Já como Desbravador, Vercanti aplicou toda sua visão futurística, quebrando paradigmas, ampliando horizontes. Simples ações pareciam audaciosas decisões. Mas a beleza de todas as ações estava na humildade e na simplicidade de suas posturas. Mas o Desbravador Vercanti já parecia um Kapitonai pela sua eloqüência, sabedoria e simpatia com alferes e meros serviçais.

Na dificuldade de se falar com algum Kapitonai, que vivia num mundo diferente, muitos procuravam o Desbravador Vercanti como conselheiro, buscando um dia ser como ele. Mas Vercanti era humilde demais, via-se apenas com um amigo, ajudando tantos amigos. Aquela referência ficaria guardada na mente de tantos pretendentes a Desbravador, e faria de Vercanti um exemplo a ser seguido. Para ele, isso era uma responsabilidade. Mas como queria ser um Kapitonai, aceitava o fardo com presteza e alegria.
Mas Vercanti também incomodaria outros, que deturparam o conhecimento recebido, que fizeram do altruísmo seu principal sentimento. Ele lutou contra esses insensatos, falsos Desbravadores, que confundiram o legado recebido, e fizeram do seu próprio ego o futuro que ansiavam. Mas são Desbravadores mais antigos, com idéias arcaicas e defasadas, sem a noção de que outras pessoas são capazes de crescer.
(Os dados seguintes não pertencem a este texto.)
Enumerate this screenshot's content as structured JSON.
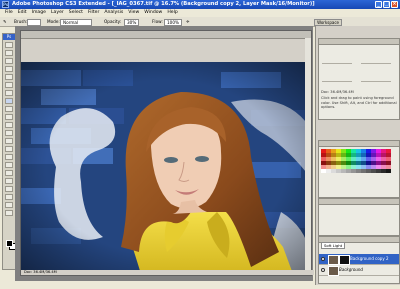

Dizia ele, “Sou incompreendido porque minhas idéias são muito complexas, sou um homem do futuro. Hoje sou incompreendido, mas um dia ainda serei lembrado como um visionário”.

Dias depois Vercanti devolveu o título de Desbravador, abandonou a ideia de se tornar um Kapitonai. Pensou que assim, poderia seguir a vida com seus conceitos, diretivas e fundamentos, sem que precisasse de um título para referendar isso.

Ele acabou por se tornar o sucessor da líder Helmas, que idosa e doente, lhe passou a incumbência de continuar seu legado, sem as benesses dos que podiam transmitir conhecimento, mas firme no propósito de ajudar sua comunidade.

Vercanti acabou morrendo cedo, entediado por ficar restrito apenas a sua comunidade, sem poder ter o contato dos futuros desbravadores e frustrado por uma sociedade superior repleta de altruísmo e sedenta por poder.

Foi reconhecido como visionário, mas somente depois de falecer. Morreu pobre, mas rico como ser humano.

MORAL DA HISTÓRIA: Premie a iniciativa daqueles que pensam audaciosamente, que ousam. Ter medo de errar tira a vontade de acertar. Na vida, a trilha da evolução é sempre uma subida. Quando se torna um reta, é sinal que você parou no tempo.